National is calling on the Government to temper the Reserve Bank’s latest inflammation of the property market by sending a letter of expectation to Adrian Orr immediately.

National is calling on the Government to temper the Reserve Bank’s latest inflammation of the property market by sending a letter of expectation to Adrian Orr immediately.

The Government should be mandating the Reserve Bank to ensure its funding for lending scheme is targeted at the more productive parts of our economy, not the housing market.

“The Reserve Bank’s funding for lending scheme could pump up to $28 billion into the banking system but there would be no requirement for that money to flow into productive parts of the economy,” National’s Shadow Treasurer Andrew Bayly says.

“Instead, it’s likely the new funding will flow straight into the already unaffordable housing market, when it could and should go towards new house builds, local businesses and our agriculture and horticulture sectors.

“After the latest Reserve Bank scheme was announced, economists forecasted that house prices could rise by 15 per cent over the next year.

“Our view is that the Reserve Bank can, and should, be requiring banks to direct this new funding into productive parts of the economy, particularly business lending. We have seen this happen in Australia.

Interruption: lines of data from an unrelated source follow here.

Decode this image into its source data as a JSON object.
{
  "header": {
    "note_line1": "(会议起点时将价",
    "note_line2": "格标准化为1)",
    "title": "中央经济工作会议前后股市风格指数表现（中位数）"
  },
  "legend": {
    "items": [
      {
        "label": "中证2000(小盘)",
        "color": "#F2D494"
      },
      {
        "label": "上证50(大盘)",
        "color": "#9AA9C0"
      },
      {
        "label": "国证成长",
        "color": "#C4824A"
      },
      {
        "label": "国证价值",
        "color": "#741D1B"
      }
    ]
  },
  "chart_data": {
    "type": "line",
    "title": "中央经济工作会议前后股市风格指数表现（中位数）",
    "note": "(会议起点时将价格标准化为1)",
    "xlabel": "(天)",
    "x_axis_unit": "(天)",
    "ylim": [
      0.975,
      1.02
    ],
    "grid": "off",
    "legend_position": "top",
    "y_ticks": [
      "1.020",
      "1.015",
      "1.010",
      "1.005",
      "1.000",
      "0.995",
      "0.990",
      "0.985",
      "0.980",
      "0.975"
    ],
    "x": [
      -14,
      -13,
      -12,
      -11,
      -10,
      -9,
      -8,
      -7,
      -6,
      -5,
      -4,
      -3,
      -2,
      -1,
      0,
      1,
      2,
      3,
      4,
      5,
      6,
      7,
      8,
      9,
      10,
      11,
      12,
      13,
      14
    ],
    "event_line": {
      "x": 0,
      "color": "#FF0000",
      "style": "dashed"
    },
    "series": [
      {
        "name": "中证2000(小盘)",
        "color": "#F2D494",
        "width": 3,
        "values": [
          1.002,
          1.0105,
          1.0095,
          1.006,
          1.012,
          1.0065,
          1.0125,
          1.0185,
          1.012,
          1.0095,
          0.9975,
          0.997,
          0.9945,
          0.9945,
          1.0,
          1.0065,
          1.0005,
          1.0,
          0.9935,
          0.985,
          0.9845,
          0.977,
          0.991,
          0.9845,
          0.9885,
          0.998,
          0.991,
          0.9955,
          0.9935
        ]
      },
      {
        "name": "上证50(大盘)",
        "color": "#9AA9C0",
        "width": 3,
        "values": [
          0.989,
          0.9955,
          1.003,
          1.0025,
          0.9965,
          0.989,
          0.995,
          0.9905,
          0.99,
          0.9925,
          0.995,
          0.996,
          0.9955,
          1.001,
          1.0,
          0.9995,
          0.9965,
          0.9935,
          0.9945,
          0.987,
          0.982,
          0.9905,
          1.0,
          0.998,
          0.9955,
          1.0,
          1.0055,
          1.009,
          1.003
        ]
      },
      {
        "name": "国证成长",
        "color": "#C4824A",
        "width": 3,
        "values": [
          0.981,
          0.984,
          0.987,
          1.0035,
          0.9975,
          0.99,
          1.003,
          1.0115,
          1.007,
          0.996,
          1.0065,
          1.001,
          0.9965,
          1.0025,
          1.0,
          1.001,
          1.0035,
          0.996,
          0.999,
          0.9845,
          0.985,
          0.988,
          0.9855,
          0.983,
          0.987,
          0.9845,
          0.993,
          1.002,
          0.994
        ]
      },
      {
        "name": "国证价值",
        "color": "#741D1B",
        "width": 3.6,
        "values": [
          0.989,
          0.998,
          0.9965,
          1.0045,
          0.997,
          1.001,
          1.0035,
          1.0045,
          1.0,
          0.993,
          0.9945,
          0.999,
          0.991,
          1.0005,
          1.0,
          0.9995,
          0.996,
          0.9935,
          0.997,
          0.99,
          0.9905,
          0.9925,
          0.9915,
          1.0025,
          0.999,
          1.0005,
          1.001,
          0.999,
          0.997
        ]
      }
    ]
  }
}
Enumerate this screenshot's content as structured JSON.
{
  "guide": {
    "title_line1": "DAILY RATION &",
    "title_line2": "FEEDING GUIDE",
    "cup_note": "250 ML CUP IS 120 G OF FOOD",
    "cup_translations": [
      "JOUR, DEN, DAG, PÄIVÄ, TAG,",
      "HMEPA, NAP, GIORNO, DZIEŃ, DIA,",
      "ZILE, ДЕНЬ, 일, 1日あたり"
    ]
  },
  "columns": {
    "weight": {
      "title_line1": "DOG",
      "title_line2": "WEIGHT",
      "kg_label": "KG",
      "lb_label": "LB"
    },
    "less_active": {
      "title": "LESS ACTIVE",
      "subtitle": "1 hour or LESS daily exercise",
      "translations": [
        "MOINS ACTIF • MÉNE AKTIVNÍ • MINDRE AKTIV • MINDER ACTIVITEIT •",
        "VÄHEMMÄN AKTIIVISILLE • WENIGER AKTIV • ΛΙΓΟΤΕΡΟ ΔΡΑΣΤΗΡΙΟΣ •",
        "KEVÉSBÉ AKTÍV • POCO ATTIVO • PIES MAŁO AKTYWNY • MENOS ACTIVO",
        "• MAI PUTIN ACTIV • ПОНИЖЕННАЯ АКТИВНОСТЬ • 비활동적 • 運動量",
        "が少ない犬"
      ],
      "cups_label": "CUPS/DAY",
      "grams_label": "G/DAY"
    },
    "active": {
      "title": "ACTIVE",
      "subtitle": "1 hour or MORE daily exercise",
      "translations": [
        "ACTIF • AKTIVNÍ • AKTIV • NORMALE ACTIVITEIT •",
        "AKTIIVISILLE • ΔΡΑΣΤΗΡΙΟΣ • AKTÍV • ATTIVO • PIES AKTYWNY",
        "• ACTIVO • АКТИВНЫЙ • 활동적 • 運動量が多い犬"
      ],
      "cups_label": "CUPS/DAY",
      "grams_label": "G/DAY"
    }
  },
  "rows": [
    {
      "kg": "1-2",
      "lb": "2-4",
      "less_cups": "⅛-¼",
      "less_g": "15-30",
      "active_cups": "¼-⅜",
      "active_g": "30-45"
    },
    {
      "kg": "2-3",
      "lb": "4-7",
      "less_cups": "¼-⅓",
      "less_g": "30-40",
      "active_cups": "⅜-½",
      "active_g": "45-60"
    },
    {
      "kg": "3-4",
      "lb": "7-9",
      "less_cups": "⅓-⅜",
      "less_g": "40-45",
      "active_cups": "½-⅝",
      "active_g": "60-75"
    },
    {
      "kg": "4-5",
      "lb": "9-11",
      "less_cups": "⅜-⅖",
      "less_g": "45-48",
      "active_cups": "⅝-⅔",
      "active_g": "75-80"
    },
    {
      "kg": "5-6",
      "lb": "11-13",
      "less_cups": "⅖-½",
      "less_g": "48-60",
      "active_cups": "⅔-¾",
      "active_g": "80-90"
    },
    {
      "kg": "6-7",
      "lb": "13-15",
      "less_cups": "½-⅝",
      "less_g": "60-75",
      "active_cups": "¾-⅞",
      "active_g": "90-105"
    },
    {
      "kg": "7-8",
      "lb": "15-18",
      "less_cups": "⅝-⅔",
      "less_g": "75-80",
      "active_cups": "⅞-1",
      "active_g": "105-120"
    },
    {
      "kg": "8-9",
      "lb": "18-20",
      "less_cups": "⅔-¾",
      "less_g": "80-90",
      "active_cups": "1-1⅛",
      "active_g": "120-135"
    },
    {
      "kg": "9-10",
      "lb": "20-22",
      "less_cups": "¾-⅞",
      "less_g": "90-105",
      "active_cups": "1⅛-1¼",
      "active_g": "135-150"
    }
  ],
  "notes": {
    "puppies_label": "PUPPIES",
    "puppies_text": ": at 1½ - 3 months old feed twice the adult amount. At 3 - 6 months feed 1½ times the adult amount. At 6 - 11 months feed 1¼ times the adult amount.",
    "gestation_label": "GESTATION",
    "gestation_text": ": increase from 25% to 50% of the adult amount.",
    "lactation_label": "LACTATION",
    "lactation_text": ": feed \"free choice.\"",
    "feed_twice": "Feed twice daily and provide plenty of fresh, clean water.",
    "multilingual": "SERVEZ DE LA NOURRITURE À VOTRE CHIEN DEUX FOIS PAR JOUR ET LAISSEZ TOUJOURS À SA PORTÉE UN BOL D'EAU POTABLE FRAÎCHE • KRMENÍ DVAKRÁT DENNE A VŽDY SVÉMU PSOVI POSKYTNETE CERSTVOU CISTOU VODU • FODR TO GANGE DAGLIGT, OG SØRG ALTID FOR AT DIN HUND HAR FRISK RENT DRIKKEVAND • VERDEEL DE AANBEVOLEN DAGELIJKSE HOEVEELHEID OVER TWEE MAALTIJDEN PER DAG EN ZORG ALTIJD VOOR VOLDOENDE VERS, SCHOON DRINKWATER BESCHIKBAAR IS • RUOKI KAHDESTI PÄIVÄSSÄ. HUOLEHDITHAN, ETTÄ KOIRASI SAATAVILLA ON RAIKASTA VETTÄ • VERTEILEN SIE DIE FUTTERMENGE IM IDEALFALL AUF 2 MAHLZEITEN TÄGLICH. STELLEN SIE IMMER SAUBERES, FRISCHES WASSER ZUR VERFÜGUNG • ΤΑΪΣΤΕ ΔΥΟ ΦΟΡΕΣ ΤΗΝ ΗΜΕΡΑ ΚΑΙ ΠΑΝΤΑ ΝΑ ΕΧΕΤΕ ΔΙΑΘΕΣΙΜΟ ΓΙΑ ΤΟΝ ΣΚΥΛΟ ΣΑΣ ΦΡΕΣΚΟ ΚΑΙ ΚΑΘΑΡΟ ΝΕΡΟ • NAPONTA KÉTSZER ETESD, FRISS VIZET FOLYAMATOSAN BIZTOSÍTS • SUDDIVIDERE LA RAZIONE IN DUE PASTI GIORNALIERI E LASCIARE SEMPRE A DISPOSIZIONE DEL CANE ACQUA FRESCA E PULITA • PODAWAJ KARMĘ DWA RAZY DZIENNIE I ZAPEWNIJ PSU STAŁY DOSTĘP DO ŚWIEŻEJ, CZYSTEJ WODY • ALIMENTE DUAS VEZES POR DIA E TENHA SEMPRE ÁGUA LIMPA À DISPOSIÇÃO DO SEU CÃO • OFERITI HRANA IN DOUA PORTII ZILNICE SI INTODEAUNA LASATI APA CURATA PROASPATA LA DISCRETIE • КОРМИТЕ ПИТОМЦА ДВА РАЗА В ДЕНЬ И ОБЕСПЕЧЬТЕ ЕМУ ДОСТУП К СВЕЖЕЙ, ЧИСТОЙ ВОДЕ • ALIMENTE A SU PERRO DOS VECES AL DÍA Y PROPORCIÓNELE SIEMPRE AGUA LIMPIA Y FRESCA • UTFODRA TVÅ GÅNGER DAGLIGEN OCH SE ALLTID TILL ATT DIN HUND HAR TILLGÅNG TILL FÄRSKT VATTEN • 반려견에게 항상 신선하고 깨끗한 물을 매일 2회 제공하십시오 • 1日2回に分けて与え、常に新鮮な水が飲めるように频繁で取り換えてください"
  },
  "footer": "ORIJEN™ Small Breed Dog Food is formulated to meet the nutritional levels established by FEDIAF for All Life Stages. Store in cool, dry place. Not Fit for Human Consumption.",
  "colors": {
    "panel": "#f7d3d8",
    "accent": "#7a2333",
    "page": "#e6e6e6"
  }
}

“If the Government takes the housing situation seriously it will send a letter of expectation to Adrian Orr immediately, before the new scheme is implemented in December.

The current runaway house price situation is not sustainable, Mr Bayly says. Since March, housing lending has increased by $8.7 billion while business lending has fallen by $6.1 billion. There has been no new funding to support agriculture and horticulture, and little handed out to developers to build new houses.

“The worrying thing is that the Reserve Bank is only about a third of the way through its quantitative easing programme, so the problem is not going away.

“Unless something is done, house prices and the value of other assets will continue to sky-rocket as investors look for higher yields than they can get at their local banks.

“This is bad for first-home buyers. It will make it harder for them to compete with investors and raises the prospect of an asset price bubble pop when things eventually return to normal.

“While we support the independence of the Reserve Bank, we believe the Government can no longer afford to cross its fingers and hope for it to do the right thing.

“The Government needs to take this situation seriously and tell the Reserve Bank to stop throwing more and more printed money at our overpriced housing market.

“The fundamental problem with the housing market hasn’t changed: a lack of supply. The Reserve Bank’s actions have only added fuel to the fire.

“As well as requiring the Reserve Bank to target its new scheme towards business lending, the Government must urgently address the supply constraints by replacing the Resource Management Act, freeing up land, and getting more houses built.”